O arqueólogo João Luís Cardoso, da Universidade Aberta, orientador do trabalho final de licenciatura de Cleia Detry, defendia a hipótese do cão. Enviaram pedaços de osso para datação directa por radiocarbono nos Estados Unidos, que concluíram que o esqueleto tinha entre 7850 a 8010 anos. "Era claramente do Mesolítico", diz João Luís Cardoso. E, numa série de medições aos ossos, confirmaram que era um cão.

Mas ainda iria demorar até esta descoberta sair do anonimato. "Demos a primeira notícia do cão de Muge no livro Pré-História de Portugal, de que fui autor, editado pela Verbo em 2002", conta o arqueólogo. Só depois de Cleia Detry acabar o doutoramento, de novo orientada João Luís Cardoso, é que o cão concentrou as atenções de ambos. A dupla publicou esse estudo na revista Journal of Archaeological Science, em Novembro. Tinham-se passado dez anos desde a descoberta na gaveta do museu.

O cão mais antigo de Portugal, confirmado como tal, é agora uma das 27 maravilhas do Museu Geológico em Lisboa, assinalada com uma placa numerada. Os visitantes procuram-no? "Um cão numa vitrina é estranho.

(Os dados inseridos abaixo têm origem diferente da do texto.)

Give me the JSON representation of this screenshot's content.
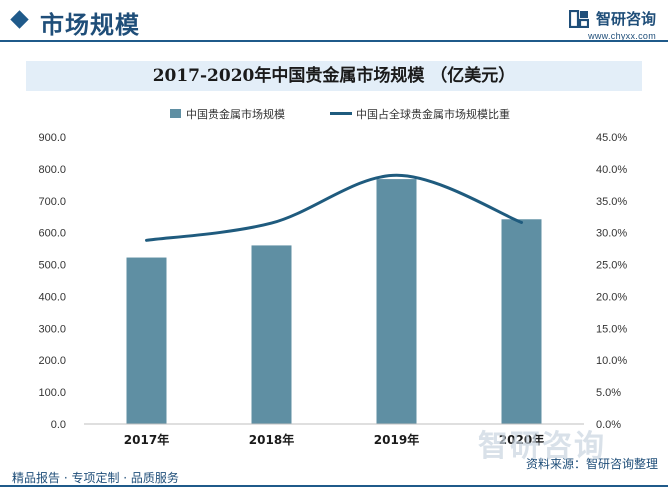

Mas muita gente não se apercebe de que é o primeiro cão doméstico em associação com o homem no nosso território", diz um dos funcionários, José Anacleto.

Que aspecto teria? Pelos ossos, sabe-se que era do tamanho do cão-de-água português, com cerca de meio metro de altura até aos ombros, embora ainda não houvesse raças. "Em termos de aspecto, nada nos diz que não era muito parecido com o lobo, com algumas diferenças na cor do pêlo", diz Cleia Detry. "Seria um cão mais com aspecto de rafeiro, de pêlo castanho."

Os cães do Sado

Nestes anos todos, encontraram-se outros cães antigos. A descoberta mais recente, em Junho último, ocorreu em escavações noutros concheiros - os do estuário do Sado -, por uma equipa luso-espanhola dirigida por Mariana Diniz, também do Centro de Arqueologia da Universidade de Lisboa, e Pablo Arias, da Universidade da Cantábria. É o projecto Sado Meso, que pelo segundo ano fez escavações nos concheiros do Sado, já escavados nas décadas de 1950 e 1980.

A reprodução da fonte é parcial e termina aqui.